Once it is determined that you have lung cancer, your doctor will work together with you to decide the most suitable treatment options based on both the type and stage (extent) of the disease. Based on what type of tumor it is and its stage, they can decide what kind of recovery timetable best suits you.
Your treatment options for lung cancer depend on the stage. Surgery, chemotherapy or radiation therapy may all be viable depending on the stage. Chemotherapy uses drugs to destroy cancer cells; it can be administered intravenously (by vein) or orally. Radiation therapy is another common option in treating certain types of lung cancer that often takes the place of chemotherapy.

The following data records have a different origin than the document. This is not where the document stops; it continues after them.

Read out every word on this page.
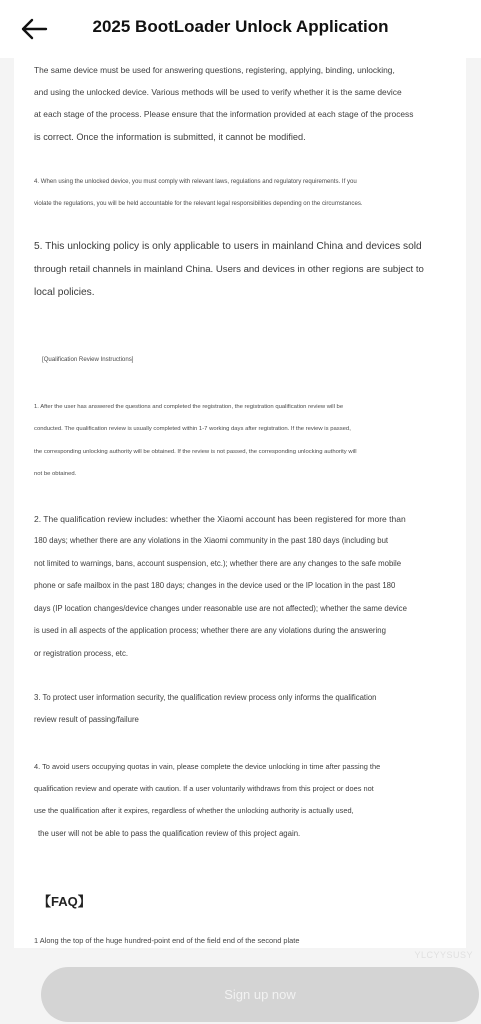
2025 BootLoader Unlock Application

The same device must be used for answering questions, registering, applying, binding, unlocking,

and using the unlocked device. Various methods will be used to verify whether it is the same device

at each stage of the process. Please ensure that the information provided at each stage of the process

is correct. Once the information is submitted, it cannot be modified.

4. When using the unlocked device, you must comply with relevant laws, regulations and regulatory requirements. If you

violate the regulations, you will be held accountable for the relevant legal responsibilities depending on the circumstances.

5. This unlocking policy is only applicable to users in mainland China and devices sold

through retail channels in mainland China. Users and devices in other regions are subject to

local policies.

[Qualification Review Instructions]

1. After the user has answered the questions and completed the registration, the registration qualification review will be

conducted. The qualification review is usually completed within 1-7 working days after registration. If the review is passed,

the corresponding unlocking authority will be obtained. If the review is not passed, the corresponding unlocking authority will

not be obtained.

2. The qualification review includes: whether the Xiaomi account has been registered for more than

180 days; whether there are any violations in the Xiaomi community in the past 180 days (including but

not limited to warnings, bans, account suspension, etc.); whether there are any changes to the safe mobile

phone or safe mailbox in the past 180 days; changes in the device used or the IP location in the past 180

days (IP location changes/device changes under reasonable use are not affected); whether the same device

is used in all aspects of the application process; whether there are any violations during the answering

or registration process, etc.

3. To protect user information security, the qualification review process only informs the qualification

review result of passing/failure

4. To avoid users occupying quotas in vain, please complete the device unlocking in time after passing the

qualification review and operate with caution. If a user voluntarily withdraws from this project or does not

use the qualification after it expires, regardless of whether the unlocking authority is actually used,

the user will not be able to pass the qualification review of this project again.

【FAQ】

1 Along the top of the huge hundred-point end of the field end of the second plate

YLCYYSUSY
Sign up now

Early stages of lung cancer often go undetected, but as the tumor progresses and interferes with normal lung function it may cause symptoms such as shortness of breath or coughing up blood.
Once a lung cancer has been identified, imaging tests such as x-rays and scans can be taken to determine if it has spread elsewhere in your body. Furthermore, these examinations give doctors insight into how well your lungs are working.
Your doctor can use a chest X-ray to pinpoint the location of where the cancer began, followed by a CT scan to check if it has spread elsewhere in your body. If they’re uncertain where it started, your healthcare provider may perform a thoracentesis–a procedure in which fluid is extracted from between layers of your chest wall and lungs–to remove any fluid accumulation.
Your doctor can perform a sputum cytology test to examine the clear fluid you exhale from your lungs. With a microscope, it may be possible to spot cancer cells in this fluid.